The Christmas season here at Naples is very pleasingly observed; the Italians are peculiarly ingenious in adorning their shops I think, and setting out their wares; every grocer, fruiterer, &c. now mingles orange, and lemon, and myrtle leaves, among the goods exposed at his door, as we do greens in the churches of England, but with infinitely more taste; and this device produces a very fine effect upon the whole, as one drives along _la Strada del Toledo_, which all morning looks showy from these decorations, and all evening splendid from the profusion of torches, flambeaux, &c. that shine with less regularity indeed, but with more lustre and greater appearance of expensive gaiety, than our neat, clean, steady London lamps. Some odd, pretty, moveable coffee-houses too, or lemonade-shops, set on wheels, and adorned, according to the possessor’s taste, with gilding, painting, &c. and covered with ices, orgeats, and other refreshments, as in emulation each of the other, and in a strange variety of shapes and forms too, exquisitely well imagined for the most part,--help forward the finery of Naples exceedingly: I have counted thirty of these _galante_ shops on each side the street, which, with their necessary illuminations, make a brilliant figure by candle-light, till twelve o’clock, when all the show is over, and every body put out their lights and quietly lie down to rest. Till that hour, however, few things can exceed the tumultuous merriment of Naples, while _volantes_, or running footmen, dressed like tumblers before a show, precede all carriages of distinction, and endeavour to keep the people from being run over; yet whilst they are listening to Policinello’s jokes, or to some such street orator as Dr. Moore describes with equal truth and humour, they often get crushed and killed; yet, as Pope says,

See some strange comfort ev’ry state attend:--

The _Lazaroni_ who has his child run over by the coach of a man of quality, has a regular claim upon him for no less than twelve _carlines_ (about five shillings English); if it is his wife that meets with the accident, he gets two _ducats_, live or die; and for the master of the family (house he has none) three is the regular compensation; and no words pass here about _trifles_. Truth is, human life is lower rated in all parts of Italy than with us; they think nothing of an individual, but see him perish (excepting by the hand of justice) as a cat or dog. A young man fell from our carriage at Milan one evening; he was not a servant of ours, but a friend which, after we were gone home, the coachman had picked up to go with him to the fireworks which were exhibited that night near the _Corso_: there was a crowd and an _embarras_, and the fellow tumbled off and died upon the spot, and nobody even spoke, or I believe _thought_ about the matter, except one woman, who supposed that he had neglected to cross himself when he got up behind.
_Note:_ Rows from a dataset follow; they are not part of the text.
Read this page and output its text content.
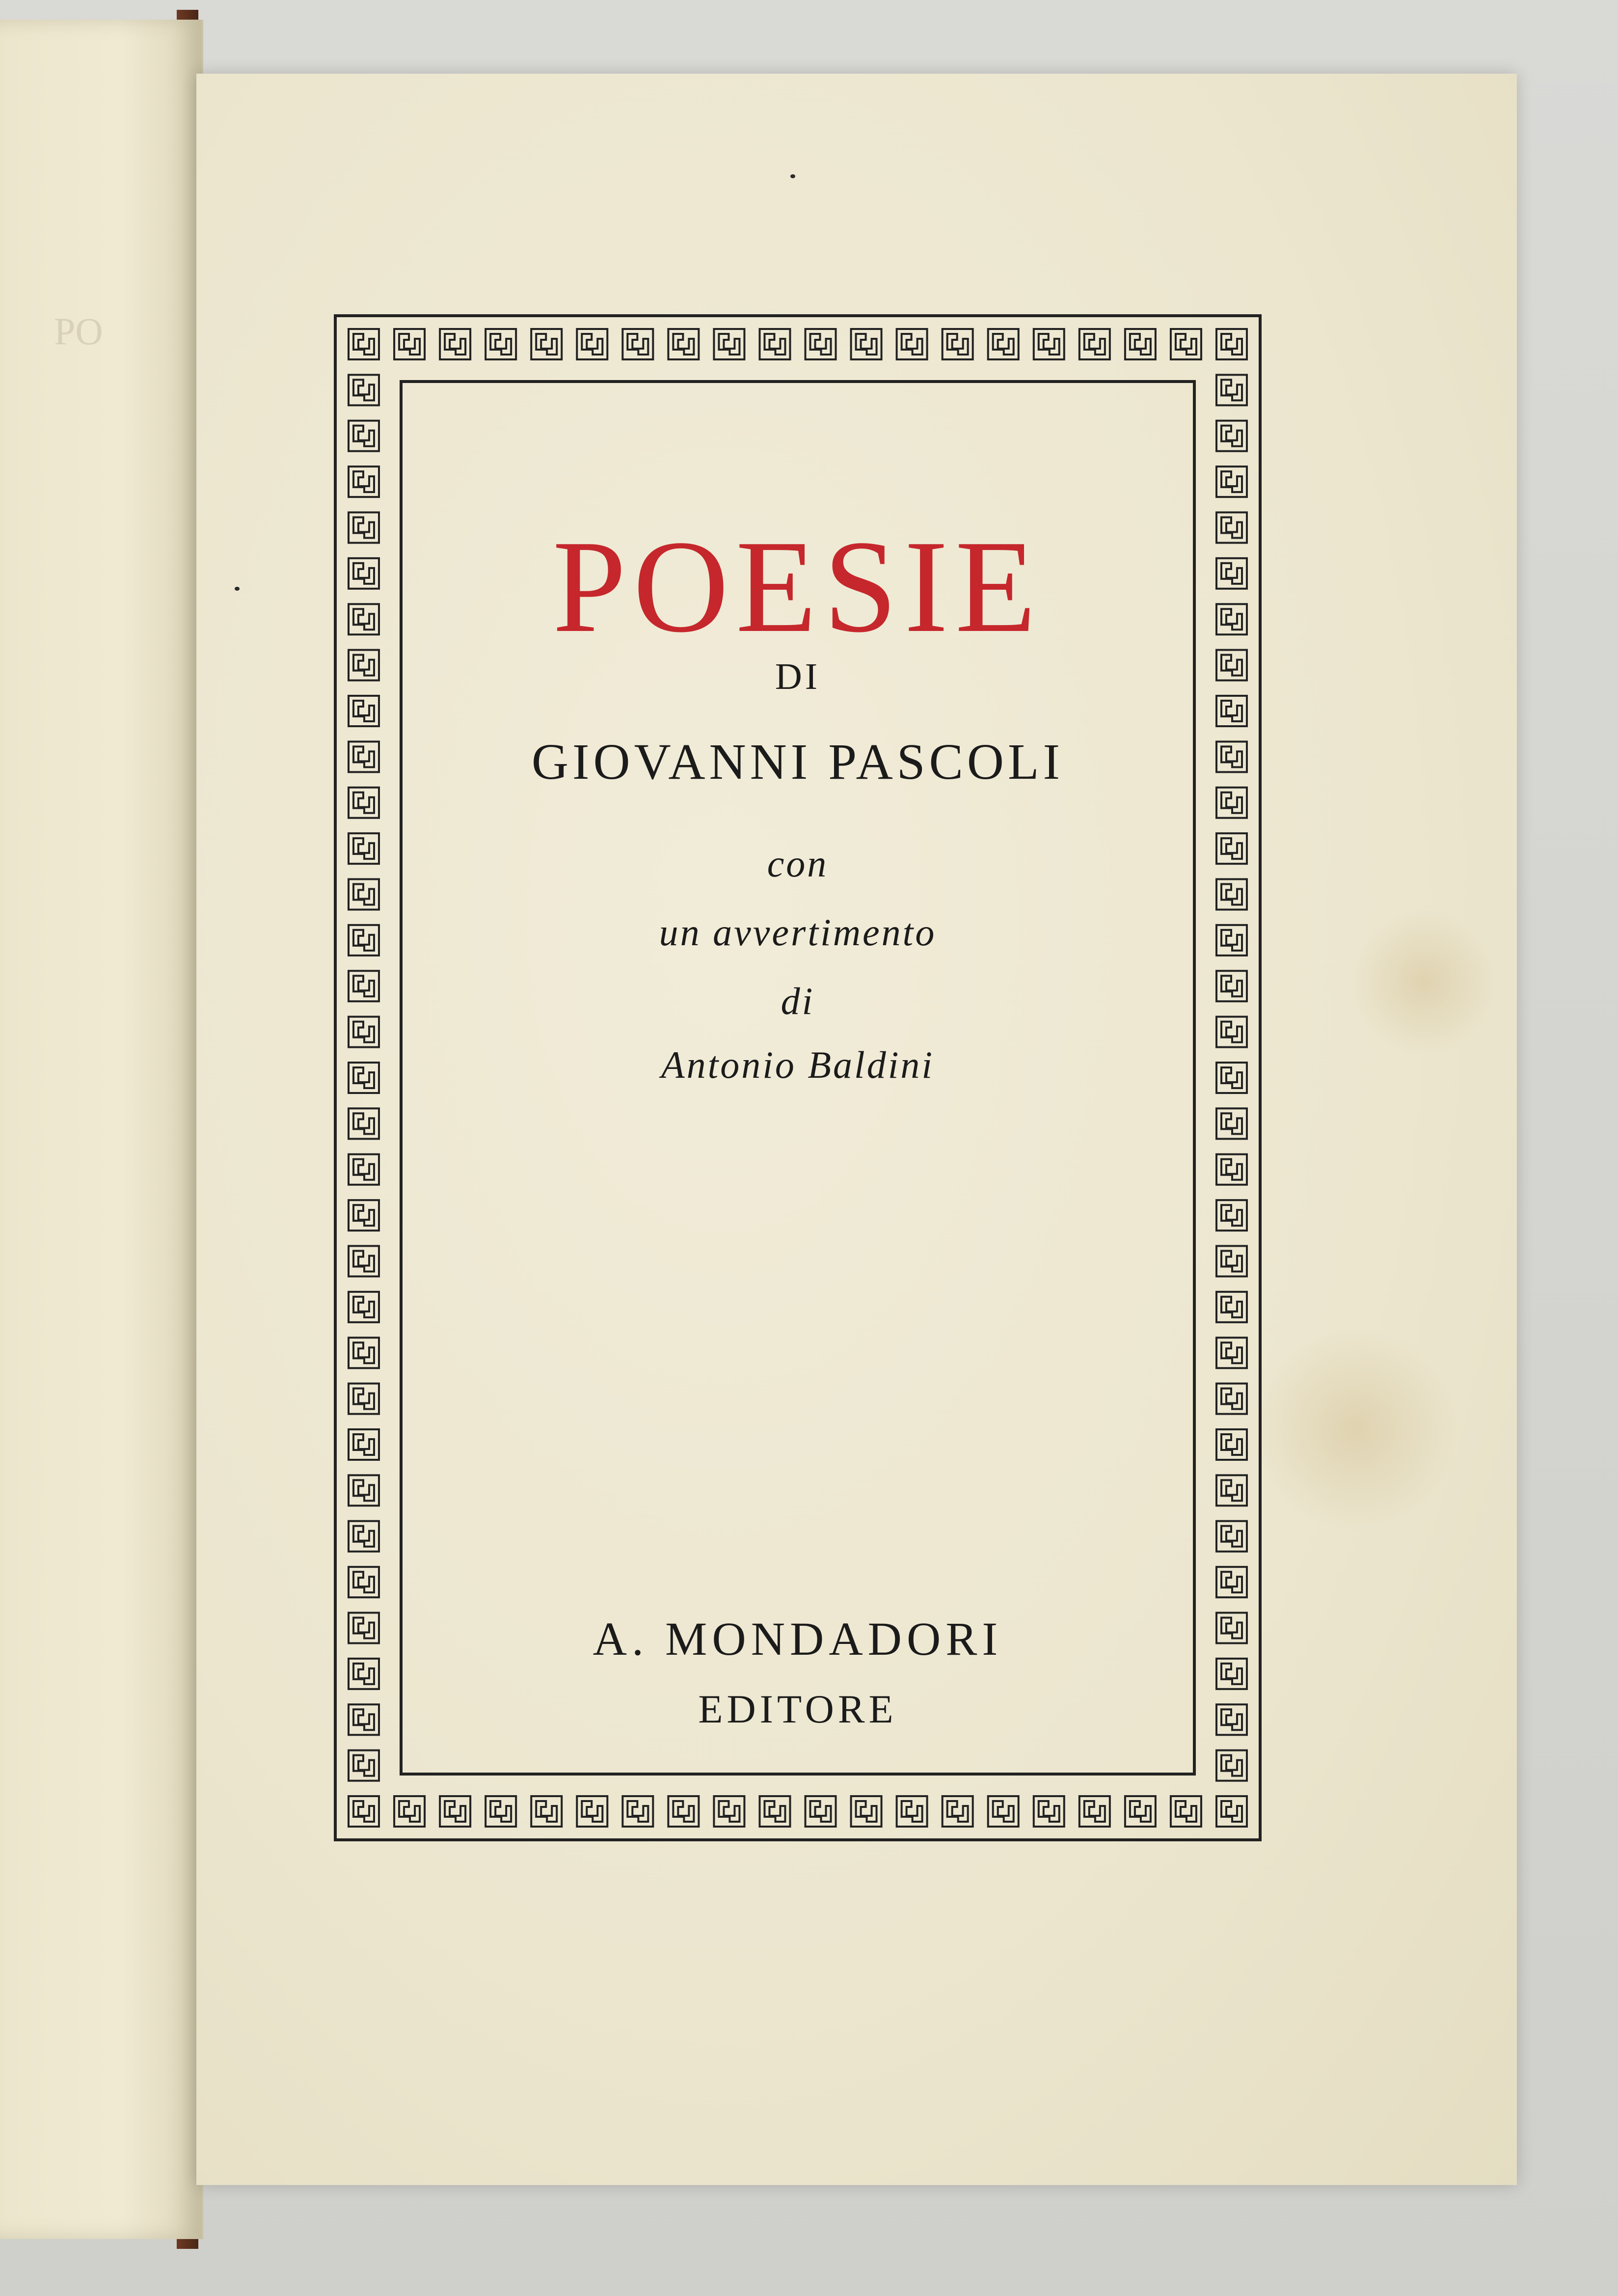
PO
POESIE
DI
GIOVANNI PASCOLI
con
un avvertimento
di
Antonio Baldini
A. MONDADORI
EDITORE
The works of art here at Naples are neither very numerous nor very excellent: I have seen the vaunted present of porcelain intended for the king of England, in return for some cannon presented by him to this court; and think it more entertaining in its design than admirable as a manufacture. Every dish and plate, however, being the portrait as one may say of some famous Etruscan vase, or other antique, dug out of the ruins of these newly-discovered cities, with an account of its supposed story engraved neatly round the figure, makes it interesting and elegant, and worthy enough of one prince to accept, and another to bestow.